The idea behind United States Cellular and Duke Energy Corp pairs trading is to make the combined position market-neutral, meaning the overall market's direction will not affect its win or loss (or potential downside or upside). This can be achieved by designing a pairs trade with two highly correlated stocks or equities that operate in a similar space or sector, making it possible to obtain profits through simple and relatively low-risk investment.
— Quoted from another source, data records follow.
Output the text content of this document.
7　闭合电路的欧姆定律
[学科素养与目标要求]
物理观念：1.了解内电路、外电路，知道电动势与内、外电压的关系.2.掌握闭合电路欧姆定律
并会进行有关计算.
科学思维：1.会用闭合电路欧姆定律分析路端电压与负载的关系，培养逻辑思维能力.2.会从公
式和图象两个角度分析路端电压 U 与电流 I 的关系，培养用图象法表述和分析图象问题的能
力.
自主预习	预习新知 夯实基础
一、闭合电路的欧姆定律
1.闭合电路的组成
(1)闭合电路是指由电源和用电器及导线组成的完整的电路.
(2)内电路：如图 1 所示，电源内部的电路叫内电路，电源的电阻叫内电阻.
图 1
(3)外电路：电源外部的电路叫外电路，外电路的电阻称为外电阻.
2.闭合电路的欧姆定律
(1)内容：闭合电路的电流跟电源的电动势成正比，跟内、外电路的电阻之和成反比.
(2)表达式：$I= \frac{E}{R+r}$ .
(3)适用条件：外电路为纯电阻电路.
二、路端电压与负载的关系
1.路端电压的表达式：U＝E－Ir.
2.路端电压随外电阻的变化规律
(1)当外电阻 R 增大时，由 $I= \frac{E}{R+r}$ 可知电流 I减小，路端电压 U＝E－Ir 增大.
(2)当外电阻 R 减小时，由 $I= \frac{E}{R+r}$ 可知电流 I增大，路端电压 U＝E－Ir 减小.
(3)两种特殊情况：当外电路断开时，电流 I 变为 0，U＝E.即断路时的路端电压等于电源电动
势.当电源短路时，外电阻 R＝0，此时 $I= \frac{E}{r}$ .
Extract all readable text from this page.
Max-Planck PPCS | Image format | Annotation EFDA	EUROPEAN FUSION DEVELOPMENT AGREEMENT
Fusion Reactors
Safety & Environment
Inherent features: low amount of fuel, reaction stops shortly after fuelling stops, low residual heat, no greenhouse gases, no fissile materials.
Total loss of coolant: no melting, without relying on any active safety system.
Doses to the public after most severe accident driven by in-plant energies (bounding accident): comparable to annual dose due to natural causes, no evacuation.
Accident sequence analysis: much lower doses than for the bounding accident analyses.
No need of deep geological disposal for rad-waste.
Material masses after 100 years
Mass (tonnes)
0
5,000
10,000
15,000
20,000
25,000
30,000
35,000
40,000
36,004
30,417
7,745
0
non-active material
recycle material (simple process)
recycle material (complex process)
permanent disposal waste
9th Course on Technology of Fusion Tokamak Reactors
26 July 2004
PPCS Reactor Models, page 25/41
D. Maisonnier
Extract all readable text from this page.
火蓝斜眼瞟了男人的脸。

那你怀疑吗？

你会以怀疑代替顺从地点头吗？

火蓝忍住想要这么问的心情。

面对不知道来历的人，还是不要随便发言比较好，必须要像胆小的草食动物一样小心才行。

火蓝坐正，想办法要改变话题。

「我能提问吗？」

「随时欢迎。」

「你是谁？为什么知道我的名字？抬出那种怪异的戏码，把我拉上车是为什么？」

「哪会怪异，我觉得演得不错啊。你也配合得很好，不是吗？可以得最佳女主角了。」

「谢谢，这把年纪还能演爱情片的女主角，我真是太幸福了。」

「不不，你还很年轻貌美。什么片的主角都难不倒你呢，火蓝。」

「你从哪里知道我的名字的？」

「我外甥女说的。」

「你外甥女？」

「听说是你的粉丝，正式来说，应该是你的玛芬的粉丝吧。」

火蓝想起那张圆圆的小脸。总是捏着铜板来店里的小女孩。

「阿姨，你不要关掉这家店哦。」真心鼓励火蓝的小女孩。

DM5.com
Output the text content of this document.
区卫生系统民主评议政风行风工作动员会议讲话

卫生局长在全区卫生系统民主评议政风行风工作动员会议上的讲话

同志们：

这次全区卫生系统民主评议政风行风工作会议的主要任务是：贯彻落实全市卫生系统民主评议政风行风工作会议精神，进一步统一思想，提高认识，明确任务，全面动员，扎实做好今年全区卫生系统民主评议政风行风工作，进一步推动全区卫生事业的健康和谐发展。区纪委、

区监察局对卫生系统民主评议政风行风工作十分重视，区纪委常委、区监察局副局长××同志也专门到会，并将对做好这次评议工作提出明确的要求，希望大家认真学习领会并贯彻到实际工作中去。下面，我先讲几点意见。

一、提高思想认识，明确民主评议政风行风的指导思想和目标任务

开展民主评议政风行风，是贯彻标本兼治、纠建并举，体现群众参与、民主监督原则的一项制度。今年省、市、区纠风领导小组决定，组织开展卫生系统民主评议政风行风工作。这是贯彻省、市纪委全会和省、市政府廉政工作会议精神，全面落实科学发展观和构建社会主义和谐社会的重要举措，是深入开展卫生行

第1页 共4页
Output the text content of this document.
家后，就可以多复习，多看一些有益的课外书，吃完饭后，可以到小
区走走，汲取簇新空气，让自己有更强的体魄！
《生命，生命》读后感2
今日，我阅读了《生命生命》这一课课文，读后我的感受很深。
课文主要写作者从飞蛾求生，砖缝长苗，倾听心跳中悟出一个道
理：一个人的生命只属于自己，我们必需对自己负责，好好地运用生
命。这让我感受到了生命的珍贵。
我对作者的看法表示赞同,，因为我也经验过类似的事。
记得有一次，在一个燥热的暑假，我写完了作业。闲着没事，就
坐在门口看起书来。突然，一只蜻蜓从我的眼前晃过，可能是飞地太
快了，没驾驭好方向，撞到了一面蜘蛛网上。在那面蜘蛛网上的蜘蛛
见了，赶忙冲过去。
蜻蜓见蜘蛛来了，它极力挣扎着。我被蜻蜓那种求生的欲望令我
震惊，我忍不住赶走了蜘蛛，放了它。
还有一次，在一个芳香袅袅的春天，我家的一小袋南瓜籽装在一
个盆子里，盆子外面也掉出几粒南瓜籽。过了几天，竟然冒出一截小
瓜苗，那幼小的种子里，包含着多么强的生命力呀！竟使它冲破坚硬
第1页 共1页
Check out your portfolio center.
Note that this page's information should be used as a complementary analysis to find the right mix of equity instruments to add to your existing portfolios or create a brand new portfolio. You can also try the Portfolio Manager module to state of the art Portfolio Manager to monitor and improve performance of your invested capital.

Other Complementary Tools

CEOs Directory
Screen CEOs from public companies around the world
Stock Tickers
Use high-impact, comprehensive, and customizable stock tickers that can be easily integrated to any websites
Latest Portfolios
Quick portfolio dashboard that showcases your latest portfolios
Sectors
List of equity sectors categorizing publicly traded companies based on their primary business activities
Stock Screener
Find equities using a custom stock filter or screen asymmetry in trading patterns, price, volume, or investment outlook.